La secretaria de mi esposo se atrevió a impedirme entrar a su fiesta de celebración. Le di una bofetada… y el presidente del grupo casi se desmaya al verme

—No. Vamos a hablar aquí.

El color volvió a escapar de su rostro.

Arthur levantó una mano y los ejecutivos de Sterling Group, que seguían observando la escena, se apartaron discretamente para dejarme espacio.

Era curioso.

Durante tres años, Daniel me había dicho que yo no pertenecía a esos lugares.

Y ahora todos los presentes estaban esperando mis palabras como si fueran una sentencia.

—Hace tres años —empecé—, me casé con Daniel Whitman porque creí que era un hombre ambicioso, trabajador y honesto. Mi padre me advirtió que el amor no debía ser una venda en los ojos, pero yo no lo escuché.

Daniel apretó la mandíbula.

—Emily…

—No he terminado.

Mi voz fue baja, pero nadie se atrevió a interrumpirme.

—Cuando nos casamos, Daniel me pidió que no anunciara mi identidad. Dijo que quería construir su carrera con sus propias manos. Dijo que no quería que la gente pensara que había llegado lejos por casarse con una Harrington.

Algunos directivos asintieron, como si esa explicación les pareciera incluso noble.

Yo sonreí sin alegría.

—Yo le creí.

Miré a Daniel.

—Renuncié a aparecer en eventos. Dejé de asistir a reuniones. No usé mi apellido. Me quedé en casa porque tú decías que eso te hacía sentir más seguro. Cociné para ti, preparé tus trajes, organicé tus agendas, recibí a tus padres, cuidé tu imagen y guardé silencio cada vez que me humillabas frente a otros.

Los ojos de Daniel empezaron a llenarse de pánico.
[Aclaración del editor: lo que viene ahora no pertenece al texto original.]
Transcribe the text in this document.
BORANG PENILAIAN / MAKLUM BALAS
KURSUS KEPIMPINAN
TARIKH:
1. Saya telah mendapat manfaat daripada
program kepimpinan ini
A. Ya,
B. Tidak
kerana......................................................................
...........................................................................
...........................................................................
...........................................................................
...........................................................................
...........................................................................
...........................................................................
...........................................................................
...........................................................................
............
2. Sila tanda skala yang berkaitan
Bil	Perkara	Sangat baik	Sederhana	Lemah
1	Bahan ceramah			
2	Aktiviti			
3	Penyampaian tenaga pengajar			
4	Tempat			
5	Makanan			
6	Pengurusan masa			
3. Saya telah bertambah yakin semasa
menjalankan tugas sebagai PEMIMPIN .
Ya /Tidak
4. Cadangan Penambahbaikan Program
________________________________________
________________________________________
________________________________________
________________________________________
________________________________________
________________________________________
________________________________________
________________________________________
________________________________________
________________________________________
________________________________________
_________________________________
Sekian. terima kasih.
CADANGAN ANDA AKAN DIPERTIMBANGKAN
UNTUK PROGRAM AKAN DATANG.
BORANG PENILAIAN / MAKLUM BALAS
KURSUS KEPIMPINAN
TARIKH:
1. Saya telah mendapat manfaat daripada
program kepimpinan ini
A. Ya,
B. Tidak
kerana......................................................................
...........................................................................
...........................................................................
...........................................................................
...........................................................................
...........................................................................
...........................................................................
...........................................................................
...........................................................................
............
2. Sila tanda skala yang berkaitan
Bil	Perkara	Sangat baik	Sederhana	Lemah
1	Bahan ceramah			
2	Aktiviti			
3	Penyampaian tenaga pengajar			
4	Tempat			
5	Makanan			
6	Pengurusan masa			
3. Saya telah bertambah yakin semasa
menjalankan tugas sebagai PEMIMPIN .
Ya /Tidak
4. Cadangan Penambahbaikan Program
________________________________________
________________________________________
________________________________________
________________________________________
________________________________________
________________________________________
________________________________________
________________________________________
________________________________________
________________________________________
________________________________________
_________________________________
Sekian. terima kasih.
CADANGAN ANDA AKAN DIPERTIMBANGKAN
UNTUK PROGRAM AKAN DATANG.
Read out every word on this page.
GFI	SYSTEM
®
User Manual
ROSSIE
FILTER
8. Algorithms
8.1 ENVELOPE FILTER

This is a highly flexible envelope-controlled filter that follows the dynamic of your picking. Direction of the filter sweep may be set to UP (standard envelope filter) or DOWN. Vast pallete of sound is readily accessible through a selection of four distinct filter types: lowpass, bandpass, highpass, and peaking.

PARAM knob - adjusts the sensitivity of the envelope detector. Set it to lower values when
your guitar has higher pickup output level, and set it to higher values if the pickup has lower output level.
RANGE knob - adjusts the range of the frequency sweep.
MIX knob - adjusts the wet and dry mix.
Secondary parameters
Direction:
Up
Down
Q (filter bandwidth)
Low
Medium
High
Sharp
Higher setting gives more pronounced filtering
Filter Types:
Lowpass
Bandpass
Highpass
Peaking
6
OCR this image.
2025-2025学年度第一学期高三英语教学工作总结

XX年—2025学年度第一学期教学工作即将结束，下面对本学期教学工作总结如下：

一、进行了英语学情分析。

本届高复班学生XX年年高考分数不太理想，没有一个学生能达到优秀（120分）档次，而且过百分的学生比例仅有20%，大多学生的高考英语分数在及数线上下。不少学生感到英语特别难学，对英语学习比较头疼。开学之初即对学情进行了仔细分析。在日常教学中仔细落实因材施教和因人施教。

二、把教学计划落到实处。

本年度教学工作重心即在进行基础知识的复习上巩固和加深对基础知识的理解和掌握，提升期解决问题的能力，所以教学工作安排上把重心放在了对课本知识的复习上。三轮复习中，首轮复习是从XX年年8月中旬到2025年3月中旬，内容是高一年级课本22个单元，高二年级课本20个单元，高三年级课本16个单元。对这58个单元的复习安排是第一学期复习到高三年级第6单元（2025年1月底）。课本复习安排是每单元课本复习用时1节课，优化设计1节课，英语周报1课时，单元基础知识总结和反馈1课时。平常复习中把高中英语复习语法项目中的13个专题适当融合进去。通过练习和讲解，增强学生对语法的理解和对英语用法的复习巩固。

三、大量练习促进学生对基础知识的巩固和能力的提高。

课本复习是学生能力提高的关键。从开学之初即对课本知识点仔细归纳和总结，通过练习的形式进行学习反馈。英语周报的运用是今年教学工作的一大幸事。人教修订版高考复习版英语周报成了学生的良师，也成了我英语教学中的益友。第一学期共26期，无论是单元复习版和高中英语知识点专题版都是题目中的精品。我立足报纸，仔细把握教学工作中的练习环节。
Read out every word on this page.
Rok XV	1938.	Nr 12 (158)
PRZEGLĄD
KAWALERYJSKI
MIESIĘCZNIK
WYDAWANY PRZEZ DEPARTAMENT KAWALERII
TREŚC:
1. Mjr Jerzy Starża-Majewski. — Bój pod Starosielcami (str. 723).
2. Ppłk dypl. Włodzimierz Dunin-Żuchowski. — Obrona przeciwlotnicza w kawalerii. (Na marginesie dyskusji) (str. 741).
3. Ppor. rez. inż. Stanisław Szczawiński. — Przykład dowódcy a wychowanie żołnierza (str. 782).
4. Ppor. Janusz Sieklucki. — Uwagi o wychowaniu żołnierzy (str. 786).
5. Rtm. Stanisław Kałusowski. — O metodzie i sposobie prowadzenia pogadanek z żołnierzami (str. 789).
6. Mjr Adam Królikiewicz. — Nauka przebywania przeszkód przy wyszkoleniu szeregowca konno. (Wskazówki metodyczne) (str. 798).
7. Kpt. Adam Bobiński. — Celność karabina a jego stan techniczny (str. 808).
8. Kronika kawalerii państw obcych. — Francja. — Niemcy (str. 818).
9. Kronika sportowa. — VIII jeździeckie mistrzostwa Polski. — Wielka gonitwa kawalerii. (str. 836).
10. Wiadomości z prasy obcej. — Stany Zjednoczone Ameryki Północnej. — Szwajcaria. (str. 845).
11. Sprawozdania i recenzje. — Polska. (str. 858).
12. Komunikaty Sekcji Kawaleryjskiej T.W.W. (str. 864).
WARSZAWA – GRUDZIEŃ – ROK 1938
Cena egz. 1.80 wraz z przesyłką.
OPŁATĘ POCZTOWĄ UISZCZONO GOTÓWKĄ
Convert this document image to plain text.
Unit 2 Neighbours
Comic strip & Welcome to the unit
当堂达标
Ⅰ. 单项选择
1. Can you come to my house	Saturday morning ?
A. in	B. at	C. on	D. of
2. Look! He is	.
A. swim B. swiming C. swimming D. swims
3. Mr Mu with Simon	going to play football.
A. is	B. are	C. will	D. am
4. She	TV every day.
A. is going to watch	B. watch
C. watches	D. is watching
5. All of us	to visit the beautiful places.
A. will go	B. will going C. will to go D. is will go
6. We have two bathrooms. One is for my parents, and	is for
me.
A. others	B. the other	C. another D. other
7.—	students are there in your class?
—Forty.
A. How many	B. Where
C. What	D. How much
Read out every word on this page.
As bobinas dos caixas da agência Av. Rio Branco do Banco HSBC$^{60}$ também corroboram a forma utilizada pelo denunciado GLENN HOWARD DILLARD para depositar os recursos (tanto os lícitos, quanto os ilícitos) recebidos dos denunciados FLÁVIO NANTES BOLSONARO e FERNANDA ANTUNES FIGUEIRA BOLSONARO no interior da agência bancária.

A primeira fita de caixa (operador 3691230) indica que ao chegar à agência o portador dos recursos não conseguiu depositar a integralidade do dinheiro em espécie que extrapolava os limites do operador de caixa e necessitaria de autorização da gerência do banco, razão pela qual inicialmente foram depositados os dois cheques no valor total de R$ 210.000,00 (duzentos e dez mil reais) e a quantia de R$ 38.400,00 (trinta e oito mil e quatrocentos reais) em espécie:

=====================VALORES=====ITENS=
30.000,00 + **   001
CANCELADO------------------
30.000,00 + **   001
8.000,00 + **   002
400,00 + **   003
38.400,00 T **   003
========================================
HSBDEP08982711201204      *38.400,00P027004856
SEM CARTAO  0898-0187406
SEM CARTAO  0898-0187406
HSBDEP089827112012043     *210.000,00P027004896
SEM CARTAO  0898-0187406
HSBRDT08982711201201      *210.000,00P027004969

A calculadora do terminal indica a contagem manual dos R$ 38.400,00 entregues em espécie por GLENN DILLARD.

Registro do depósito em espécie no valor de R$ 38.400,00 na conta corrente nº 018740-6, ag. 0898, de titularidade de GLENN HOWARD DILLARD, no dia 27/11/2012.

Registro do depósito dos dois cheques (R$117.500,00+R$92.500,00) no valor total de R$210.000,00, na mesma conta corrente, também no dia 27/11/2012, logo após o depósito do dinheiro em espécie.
—Eso no es justo. Yo nunca quise humillarte.

—¿No?

Saqué mi teléfono del bolso.

Abrí el mensaje que me había enviado esa tarde y leí en voz alta:

—“No vengas a la cena. Habrá clientes importantes. Tu presencia no es conveniente.”

El silencio volvió a caer.

—¿Eso tampoco fue humillación?

Nadie dijo nada.

Vanessa intentó recomponerse.

—Señora Whitman, yo solo seguía órdenes. El señor Whitman me pidió que no la dejara entrar. Yo pensé que usted…

—¿Pensaste que yo qué? —la interrumpí—. ¿Que era una mujer sin dinero? ¿Sin educación? ¿Sin apellido? ¿Sin poder para defenderse?

Vanessa bajó los ojos.

Pero yo no había terminado.

—El reloj Cartier que llevas en la muñeca —dije—, lo compré yo.

Ella abrió los ojos de golpe.

Daniel se tensó.

—El bolso que usaste en la cena de proveedores de la semana pasada también salió de mi tarjeta. El departamento donde Daniel te instaló hace cuatro meses fue pagado con dinero de una cuenta conjunta donde yo deposité el capital inicial. Incluso el auto que manejas, Vanessa, está registrado a nombre de una empresa subsidiaria de mi familia.

La secretaria se puso pálida.

Los murmullos crecieron.

Daniel dio un paso hacia mí.

—Emily, por favor. No sabes cómo se ve esto.

—Claro que lo sé —respondí—. Se ve exactamente como es.

Arthur Bennett endureció la expresión.

—Señor Whitman, ¿está usted diciendo que utilizó recursos vinculados a la señora Harrington para beneficiar a su secretaria?